Materials and methods: In this study, we utilized the robust rank aggregation method to integrate six AF microarray datasets from the Gene Expression Omnibus database, and identified a set of differentially expressed genes between patients with AF and controls. Potential compounds were identified by mining the Connectivity Map database. Functional modules and closely-interacted clusters were identified using weighted gene co-expression network analysis and protein-protein interaction network, respectively. The overlapped hub genes were further filtered. Subsequent analyses were performed to analyze the function, biological features, and regulatory networks. Moreover, a reliable Machine Learning-based diagnostic model was constructed and visualized to clarify the diagnostic features of these genes.

Results: A total of 156 upregulated and 34 downregulated genes were identified, some of which had not been previously investigated. We showed that mitogen-activated protein kinase and epidermal growth factor receptor inhibitors were likely to mitigate AF based on Connectivity Map analysis. Four genes, including CXCL12, LTBP1, LOXL1, and IGFBP3, were identified as hub genes. CXCL12 was shown to play an important role in regulation of local inflammatory response and immune cell infiltration. Regulation of CXCL12 expression in AF was analyzed by constructing a transcription factor-miRNA-mRNA network. The Machine Learning-based diagnostic model generated in this study showed good efficacy and reliability.

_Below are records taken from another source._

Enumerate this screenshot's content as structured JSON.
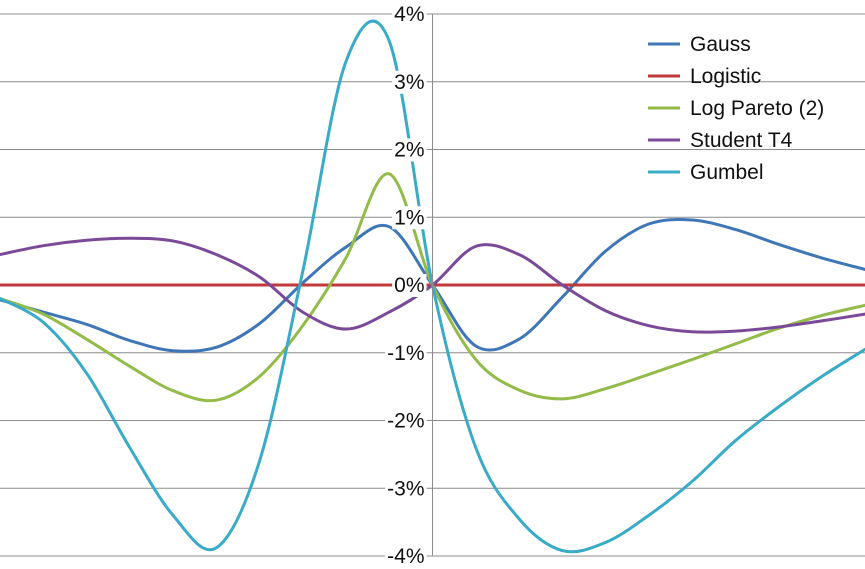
{
  "chart_data": {
    "type": "line",
    "title": "",
    "xlabel": "",
    "ylabel": "",
    "ylim": [
      -4,
      4
    ],
    "xlim": [
      -10,
      10
    ],
    "x_axis_at_zero": true,
    "y_axis_at_zero": true,
    "grid": "horizontal",
    "legend_position": "top-right",
    "y_ticks": [
      {
        "value": 4,
        "label": "4%"
      },
      {
        "value": 3,
        "label": "3%"
      },
      {
        "value": 2,
        "label": "2%"
      },
      {
        "value": 1,
        "label": "1%"
      },
      {
        "value": 0,
        "label": "0%"
      },
      {
        "value": -1,
        "label": "-1%"
      },
      {
        "value": -2,
        "label": "-2%"
      },
      {
        "value": -3,
        "label": "-3%"
      },
      {
        "value": -4,
        "label": "-4%"
      }
    ],
    "x": [
      -10,
      -9,
      -8,
      -7,
      -6,
      -5,
      -4,
      -3,
      -2,
      -1,
      0,
      1,
      2,
      3,
      4,
      5,
      6,
      7,
      8,
      9,
      10
    ],
    "series": [
      {
        "name": "Gauss",
        "color": "#3f76b6",
        "values": [
          -0.22,
          -0.4,
          -0.58,
          -0.82,
          -0.97,
          -0.92,
          -0.57,
          0.03,
          0.56,
          0.86,
          0.0,
          -0.9,
          -0.8,
          -0.18,
          0.5,
          0.9,
          0.96,
          0.82,
          0.6,
          0.4,
          0.23
        ]
      },
      {
        "name": "Logistic",
        "color": "#c0393b",
        "values": [
          0,
          0,
          0,
          0,
          0,
          0,
          0,
          0,
          0,
          0,
          0,
          0,
          0,
          0,
          0,
          0,
          0,
          0,
          0,
          0,
          0
        ]
      },
      {
        "name": "Log Pareto (2)",
        "color": "#93bb4a",
        "values": [
          -0.2,
          -0.43,
          -0.8,
          -1.2,
          -1.56,
          -1.7,
          -1.35,
          -0.6,
          0.4,
          1.64,
          0.0,
          -1.1,
          -1.55,
          -1.68,
          -1.53,
          -1.32,
          -1.1,
          -0.87,
          -0.64,
          -0.45,
          -0.3
        ]
      },
      {
        "name": "Student T4",
        "color": "#7a4a98",
        "values": [
          0.45,
          0.58,
          0.66,
          0.69,
          0.65,
          0.45,
          0.12,
          -0.4,
          -0.65,
          -0.4,
          0.0,
          0.57,
          0.45,
          0.0,
          -0.38,
          -0.6,
          -0.69,
          -0.68,
          -0.62,
          -0.53,
          -0.43
        ]
      },
      {
        "name": "Gumbel",
        "color": "#3aabc6",
        "values": [
          -0.2,
          -0.55,
          -1.3,
          -2.4,
          -3.4,
          -3.88,
          -2.6,
          0.2,
          3.3,
          3.6,
          0.0,
          -2.4,
          -3.45,
          -3.92,
          -3.8,
          -3.4,
          -2.9,
          -2.3,
          -1.8,
          -1.35,
          -0.95
        ]
      }
    ]
  }
}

Conclusion: Key genes involving in the pathogenesis of AF and potential therapeutic compounds for AF were identified. The biological features of CXCL12 in AF were investigated using integrative bioinformatics tools. The results suggested that CXCL12 might be a biomarker that could be used for distinguishing subsets of AF, and indicated that CXCL12 might be an important intermediate in the development of AF. A reliable Machine Learning-based diagnostic model was constructed. Our work improved understanding of the mechanisms of AF predisposition and progression, and identified potential therapeutic avenues for treatment of AF.

Keywords: Connectivity map; atrial fibrillation; rank robust aggregation; the Sharpley Additive exPlanations; the eXtreme Gradient Boosting algorithm; weighted gene coexpression network analysis.